Lapid: A Netanyahu-Smotrich-Ben Gvir government would be the ‘end of democracy’
Prime minister delivers fiery invective against far-right politicians and political rival Benjamin Netanyahu, accusing them of promoting a democracy-eroding agenda
Carrie Keller-Lynn is a former political and legal correspondent for The Times of Israel

With seven days left before Israelis head to the polls, Prime Minister Yair Lapid warned on Tuesday that Israeli democracy will face a serious threat if his political rivals come to power and implement a wide-sweeping agenda of judicial reforms.
Addressing a conference hosted by the Movement for Quality Government in Tel Aviv, Lapid argued that “this time it is not a threat” that the “end of democracy” may be around the corner, but rather “the election promise” of Likud leader Benjamin Netanyahu and the far-right Religious Zionism-Otzma Yehudit party.
Netanyahu returned fire by accusing Lapid of a host of anti-democratic moves while Religious Zionism head Bezalel Smotrich said that he respects democracy.
Smotrich recently published a broad judicial reform plan that would enable politicians to veto Supreme Court rulings on legislation, change the ways judges are selected, split the attorney general’s powers and eliminate the criminal charge of “fraud and breach of trust” — a charge that forms the base of three of Netanyahu’s four ongoing corruption trials.
The Likud party has said that canceling the charge will not retroactively apply to Netanyahu’s cases, though the legal ramifications for existing cases are not currently clear.
Although judicial reform has been one of the more concrete policy debates in advance of Israel’s fifth national election in 43 months, it has not moved the needle in a definitive direction, with polls predicting a potential ongoing stalemate between the current blocs headed by Netanyahu and Yesh Atid’s Lapid.
Religious Zionism-Otzma Yehudit has surged since Israelis last voted in March 2021, buoyed by the popularity of Smotrich’s far-right ally Itamar Ben Gvir and currently polling as the third largest party after November’s election.
While both Ben Gvir and Smotrich have tempered their at-times fiery language in recent months, Lapid said that their alliance’s platform remains extreme.
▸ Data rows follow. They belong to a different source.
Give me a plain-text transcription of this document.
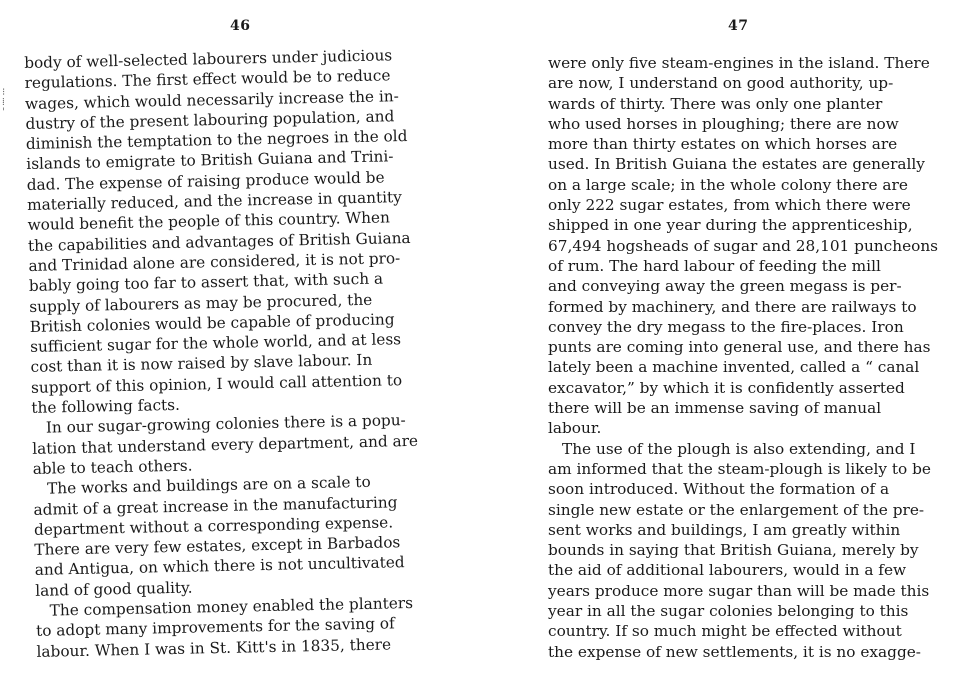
⁝
⁞
'
46
body of well-selected labourers under judicious
regulations. The first effect would be to reduce
wages, which would necessarily increase the in-
dustry of the present labouring population, and
diminish the temptation to the negroes in the old
islands to emigrate to British Guiana and Trini-
dad. The expense of raising produce would be
materially reduced, and the increase in quantity
would benefit the people of this country. When
the capabilities and advantages of British Guiana
and Trinidad alone are considered, it is not pro-
bably going too far to assert that, with such a
supply of labourers as may be procured, the
British colonies would be capable of producing
sufficient sugar for the whole world, and at less
cost than it is now raised by slave labour. In
support of this opinion, I would call attention to
the following facts.
In our sugar-growing colonies there is a popu-
lation that understand every department, and are
able to teach others.
The works and buildings are on a scale to
admit of a great increase in the manufacturing
department without a corresponding expense.
There are very few estates, except in Barbados
and Antigua, on which there is not uncultivated
land of good quality.
The compensation money enabled the planters
to adopt many improvements for the saving of
labour. When I was in St. Kitt's in 1835, there
47
were only five steam-engines in the island. There
are now, I understand on good authority, up-
wards of thirty. There was only one planter
who used horses in ploughing; there are now
more than thirty estates on which horses are
used. In British Guiana the estates are generally
on a large scale; in the whole colony there are
only 222 sugar estates, from which there were
shipped in one year during the apprenticeship,
67,494 hogsheads of sugar and 28,101 puncheons
of rum. The hard labour of feeding the mill
and conveying away the green megass is per-
formed by machinery, and there are railways to
convey the dry megass to the fire-places. Iron
punts are coming into general use, and there has
lately been a machine invented, called a “ canal
excavator,” by which it is confidently asserted
there will be an immense saving of manual
labour.
The use of the plough is also extending, and I
am informed that the steam-plough is likely to be
soon introduced. Without the formation of a
single new estate or the enlargement of the pre-
sent works and buildings, I am greatly within
bounds in saying that British Guiana, merely by
the aid of additional labourers, would in a few
years produce more sugar than will be made this
year in all the sugar colonies belonging to this
country. If so much might be effected without
the expense of new settlements, it is no exagge-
“This is the plan they published – to have a dark, racist and extremist country here, without any legal restrictions,” Lapid said. “Smotrich has already announced that he wants to be defense minister, Ben Gvir, the public security minister” responsible for police and internal security.
“Those who insist on not taking them seriously, bury their heads in the sand. They mean every word they say,” he added.
“If that happens, God forbid, I don’t know exactly what Israel will be, but it will no longer be the only democracy in the Middle East. It will no longer be a democracy at all,” he continued, in one of his most fiery speeches this election season.

Taking aim at Lapid, Netanyahu said that “Lapid behaves like a dictator in his own party,” which unlike Likud does not hold a primary, and panned Lapid’s Yesh Atid party for attacking the pro-right wing Channel 14 as well as for allying with the National Unity party, which recently put forward a policy platform that included warrantless searches on suspicion of major crimes.
“He went to the Arab public today and tried to incite them against me,” he added about Lapid’s trip to Nazareth.
Smotrich, in unrelated comments Tuesday in Beersheba’s Sderot Conference on Society and Education, said that he respects democracy, citing his reaction to Israel’s 2005 unilateral withdrawal of its settlements and forces from the Gaza Strip.
“We have respected democracy throughout the years, and only a few years ago, we accepted it in the eviction in Gush Katif, even though we believed it was a bitter mistake,” he said.
Smotrich was arrested by the Shin Bet security service in 2005 on suspicion of organizing violent demonstrations against the Gaza disengagement, but was released without being charged.
Chief among the freedoms Lapid said will be in jeopardy should the far-right ascend to power this fall are women’s rights, LGBT rights, and a free and fair judiciary.

Predicting that the gendered glass ceiling will return, “harder than ever,” the prime minister said that should such an ideology take root, it could lead to women losing rights over their bodies, as well as to lower representation in positions of power.
LGBT communities, he said, could lose recognition and face trouble starting families.
And on the legal front, Lapid said that the judicial reform process outlined by Smotrich could lead to a process that ultimately can “cancel Netanyahu’s trial.”
In Beersheba, Smotrich reaffirmed his stance that a judicial overhaul is necessary to rebalance power between government and judges.
Smotrich said that “without significant treatment of the justice system and a change of the balance between the government and the justice system, we have no right to exist as a coalition.”
“The public will not forgive those who intentionally try to prevent us from making amendments to the justice system,” he added.